Consolidated Financial Statements

Company Financial Statements

Other Information

Independent auditor's report


Report of the Management Board

This annual report of ESG Core Investments B.V. (ESG Core Investments or the Company) for the financial year ended 31 December 2022 consists of the report of the management board of the Company (the Management Board), including the responsibility statement and other mandatory statements by the Management Board, the report of the supervisory board (the Supervisory Board), and the Consolidated Financial Statements, the company accounts, and the accompanying notes.


ESG Core Investments B.V. is a private limited liability company incorporated under Dutch law (besloten vennootschap met beperkte aansprakelijkheid), with its statutory seat in Amsterdam, the Netherlands. ESG Core Investments was admitted to listing and trading on Euronext Amsterdam on 12 February 2021 pursuant to an initial public offering (IPO) in which it raised €250 million in gross proceeds (the Proceeds).

ESG Core Investments is a Special Purpose Acquisition Company (SPAC) and was founded with the aim to unlock a unique investment opportunity in Europe within industries that benefit from strong Environmental, Social and Governance (ESG) profiles. Since the IPO, ESG has sought to identify and acquire a stake in a company with a clear ESG focus in the core of its business, preferably headquartered in North-Western Europe and enjoying a strong competitive position within its industry, ideally based on unique technology.
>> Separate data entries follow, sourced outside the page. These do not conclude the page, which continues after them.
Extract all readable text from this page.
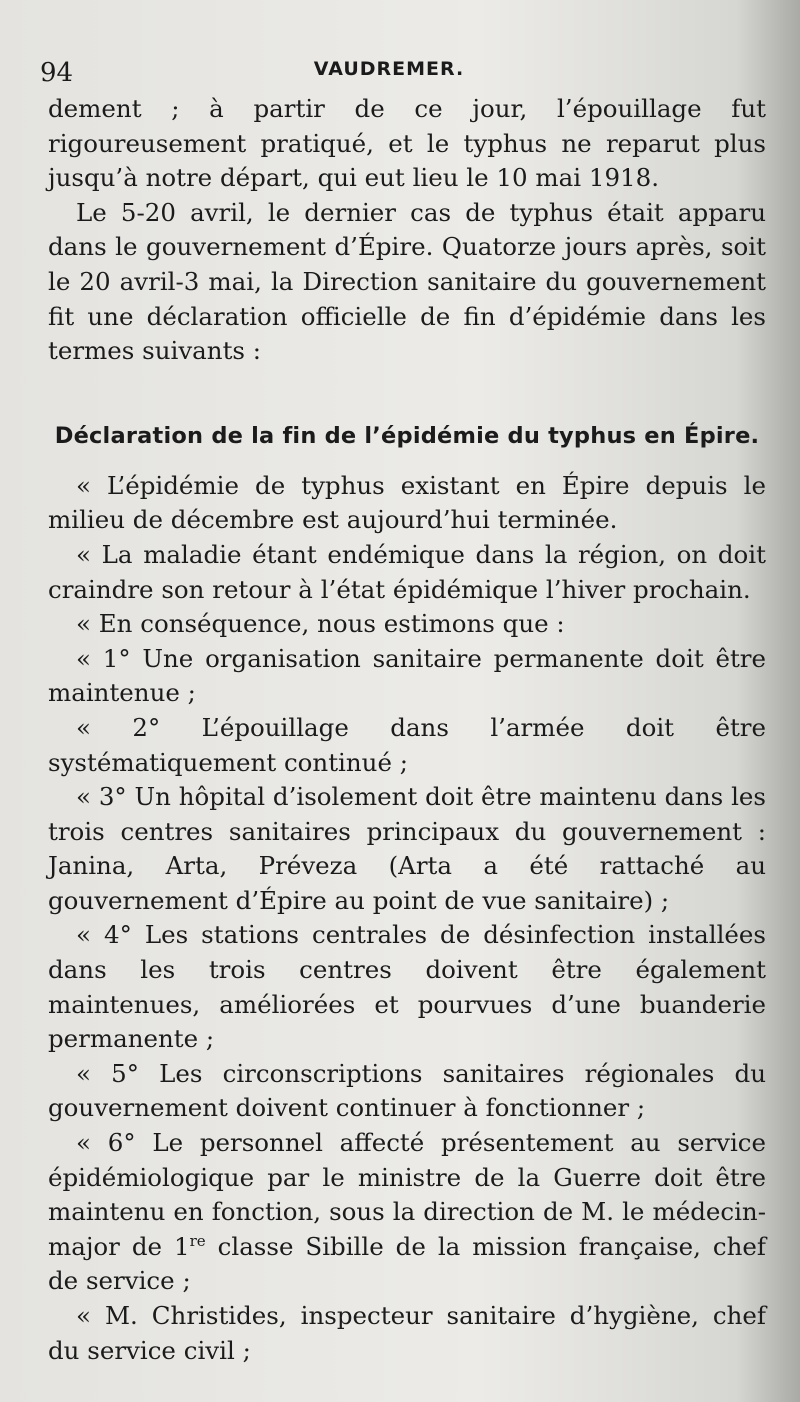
94	VAUDREMER.

dement ; à partir de ce jour, l’épouillage fut rigoureusement pratiqué, et le typhus ne reparut plus jusqu’à notre départ, qui eut lieu le 10 mai 1918.

Le 5-20 avril, le dernier cas de typhus était apparu dans le gouvernement d’Épire. Quatorze jours après, soit le 20 avril-3 mai, la Direction sanitaire du gouvernement fit une déclaration officielle de fin d’épidémie dans les termes suivants :

Déclaration de la fin de l’épidémie du typhus en Épire.

« L’épidémie de typhus existant en Épire depuis le milieu de décembre est aujourd’hui terminée.

« La maladie étant endémique dans la région, on doit craindre son retour à l’état épidémique l’hiver prochain.

« En conséquence, nous estimons que :

« 1° Une organisation sanitaire permanente doit être maintenue ;

« 2° L’épouillage dans l’armée doit être systématiquement continué ;

« 3° Un hôpital d’isolement doit être maintenu dans les trois centres sanitaires principaux du gouvernement : Janina, Arta, Préveza (Arta a été rattaché au gouvernement d’Épire au point de vue sanitaire) ;

« 4° Les stations centrales de désinfection installées dans les trois centres doivent être également maintenues, améliorées et pourvues d’une buanderie permanente ;

« 5° Les circonscriptions sanitaires régionales du gouvernement doivent continuer à fonctionner ;

« 6° Le personnel affecté présentement au service épidémiologique par le ministre de la Guerre doit être maintenu en fonction, sous la direction de M. le médecin-major de 1re classe Sibille de la mission française, chef de service ;

« M. Christides, inspecteur sanitaire d’hygiène, chef du service civil ;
Since the IPO, we have been focusing on finding the right target company for our SPAC. Whilst we have reviewed, and are currently still reviewing, potential target companies, at the date of this annual report, we have not yet selected a target company that could be proposed to the BC-EGM (as defined below). The Company currently believes that the consummation of a suitable Business Combination is highly improbable. Since its IPO, the Company has reviewed more than hundred of potential targets, and had advanced discussions with multiple of them. Despite extensive efforts to date, none of these discussions has resulted in the consummation of a Business Combination. Certain prospective targets were, through investigation, found not to meet the Company's target business criteria, or otherwise would not result in a Business Combination at an acceptable valuation, while others elected to pursue other strategic avenues like a stand-alone IPO or full or partial private sale. Some targets seemed hesitant to pursue a Business Combination due to macro-economic events impacting valuations and dissapointing stock price performance in capital markets generally.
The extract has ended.